Would a few more of the .dmp and .xml crash info files be useful? The folders had a load in, I just zipped up the most recent of each.
FF is up to date. Pretty sure I updated Flash recently too but I've redownloaded and reinstalled it just in case.
EDITED: 21 Nov 2013 15:35 by OZGUR
The room is generally very very cold, as you might be able to guess by how often I like to open your windows when I'm there. :P
If it is overheating it would have to be from some malfunctioning component rather than external temperature, but I'll still give it a dust.
I do hope not, my RAM is only six months old. :(
Good test is pull the side off. Could also be psu or gpu are failing, or power dips/spikes.
In general FF builds from about ~6-mos ago seem crashy on both xp, and multiple linux distros for me (though not causing BSDs or anything like that). Seems to correlate to javascripts. I switched to Chrome because of it.
Try running memtest? Although when I had dodgy ram and had lots of BSODs the ram passed the tests.
You speak sooth, old bean. Kokoshky, take note.
Ozzgur (as in Oscar Kokoshka, natch): parental right to bestow embarrassing pet names.
EDITED: 23 Nov 2013 10:33 by MANTHORP
We saw some awesome OK pics at the royal academy ~20 years ago.
Make your mind up, we're they awesome or just Ok?
Should we jump all over you're shit for that?
Bloody thing did it again. Running memtest now, but apparently I'm meant to only have one stick in at a time to test them properly? Is there any point in letting it run with both sticks in or should I cancel it and restart?

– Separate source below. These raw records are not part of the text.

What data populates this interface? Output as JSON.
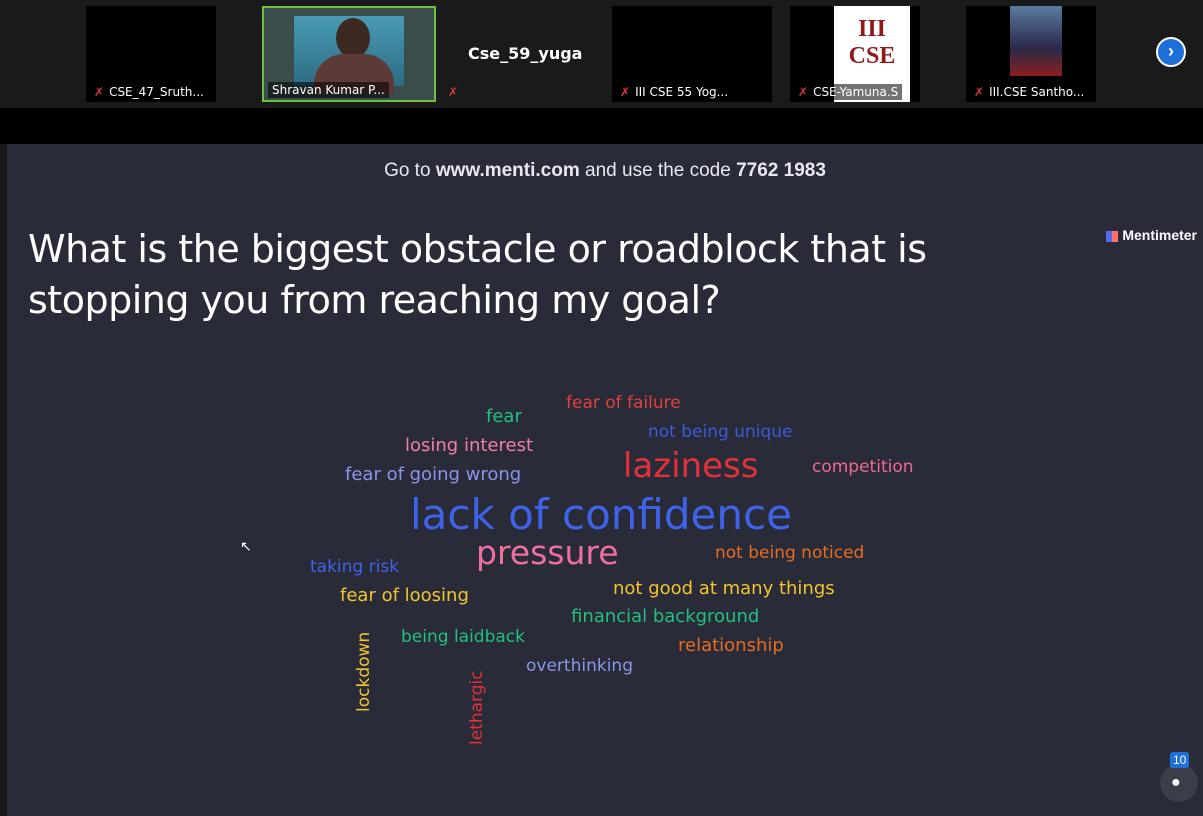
{
  "participants": [
    {
      "name": "CSE_47_Sruth...",
      "muted": true
    },
    {
      "name": "Shravan Kumar P...",
      "muted": false
    },
    {
      "name": "",
      "muted": true
    },
    {
      "name": "Cse_59_yuga",
      "muted": false
    },
    {
      "name": "III CSE 55 Yog...",
      "muted": true
    },
    {
      "name": "CSE-Yamuna.S",
      "muted": true
    },
    {
      "name": "III.CSE Santho...",
      "muted": true
    }
  ],
  "tile_card_text": "III CSE",
  "slide": {
    "code_prefix": "Go to ",
    "url": "www.menti.com",
    "code_mid": " and use the code ",
    "code": "7762 1983",
    "question": "What is the biggest obstacle or roadblock that is stopping you from reaching my goal?",
    "brand": "Mentimeter"
  },
  "wordcloud": [
    {
      "text": "fear of failure",
      "color": "#e0403f"
    },
    {
      "text": "fear",
      "color": "#22c07f"
    },
    {
      "text": "not being unique",
      "color": "#3b5bd9"
    },
    {
      "text": "losing interest",
      "color": "#ef7fa7"
    },
    {
      "text": "laziness",
      "color": "#e2313a"
    },
    {
      "text": "competition",
      "color": "#ef6a8e"
    },
    {
      "text": "fear of going wrong",
      "color": "#8c95ea"
    },
    {
      "text": "lack of confidence",
      "color": "#3e62e8"
    },
    {
      "text": "pressure",
      "color": "#ef6f9f"
    },
    {
      "text": "not being noticed",
      "color": "#e66d1f"
    },
    {
      "text": "taking risk",
      "color": "#3e62e8"
    },
    {
      "text": "not good at many things",
      "color": "#f2c530"
    },
    {
      "text": "fear of loosing",
      "color": "#f2c530"
    },
    {
      "text": "financial background",
      "color": "#22c07f"
    },
    {
      "text": "being laidback",
      "color": "#22c07f"
    },
    {
      "text": "relationship",
      "color": "#e66d1f"
    },
    {
      "text": "overthinking",
      "color": "#8c95ea"
    },
    {
      "text": "lockdown",
      "color": "#f2c530"
    },
    {
      "text": "lethargic",
      "color": "#e2313a"
    }
  ],
  "participants_badge": "10",
  "icons": {
    "muted": "mic-off-icon",
    "next": "chevron-right-icon",
    "people": "person-icon",
    "cursor": "mouse-pointer-icon"
  }
}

If the test fails, then you'll know at least one is bad and should test them separately. Otherwise, they are both fine. IIRC correctly, if it is a memory issue it will likely transpire during a quick test anyway, and there's no real benefit to running the long test.

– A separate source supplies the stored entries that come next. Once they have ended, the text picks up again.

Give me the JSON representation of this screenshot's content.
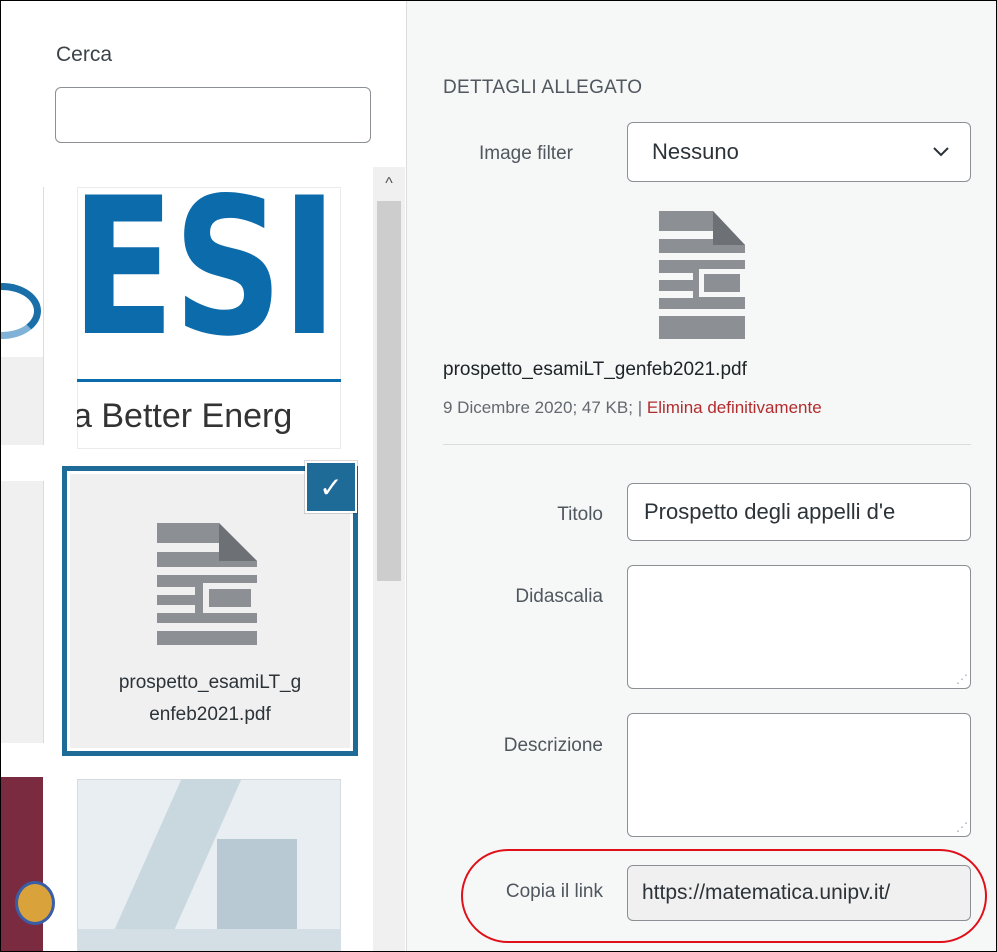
{
  "search": {
    "label": "Cerca",
    "value": "",
    "placeholder": ""
  },
  "library": {
    "items": [
      {
        "logo_text": "ESI",
        "tagline": "a Better Energ"
      },
      {
        "file_name": "prospetto_esamiLT_g enfeb2021.pdf",
        "selected": true,
        "icon": "document-icon",
        "check_icon": "checkmark-icon"
      },
      {
        "kind": "image-thumbnail"
      }
    ],
    "scroll_up_glyph": "^"
  },
  "details": {
    "heading": "DETTAGLI ALLEGATO",
    "image_filter": {
      "label": "Image filter",
      "selected": "Nessuno",
      "chevron_icon": "chevron-down-icon"
    },
    "preview_icon": "document-icon",
    "file_name": "prospetto_esamiLT_genfeb2021.pdf",
    "uploaded": "9 Dicembre 2020;",
    "size": "47 KB;",
    "separator": "|",
    "delete_label": "Elimina definitivamente",
    "fields": {
      "title_label": "Titolo",
      "title_value": "Prospetto degli appelli d'e",
      "caption_label": "Didascalia",
      "caption_value": "",
      "description_label": "Descrizione",
      "description_value": "",
      "copy_link_label": "Copia il link",
      "copy_link_value": "https://matematica.unipv.it/"
    }
  },
  "colors": {
    "accent": "#1e6b97",
    "delete": "#b32d2e",
    "highlight": "#e0101a",
    "esi_blue": "#0b6bab"
  }
}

It's still not done after 5+ hours, but it seems to have flagged errors (65535+ apparently) already. Should I therefore assume at least one of the sticks is faulty and quit the test, then restart it with just one stick plugged in and run the (quick?) test?
Yeah, that sounds plausible. I don't really know much about memtest. I've never had memory fail the tests the very few times I've run it, I've had plenty of other problems to deal with, mostly drives and blown caps on the mb but (so far) not bad memory.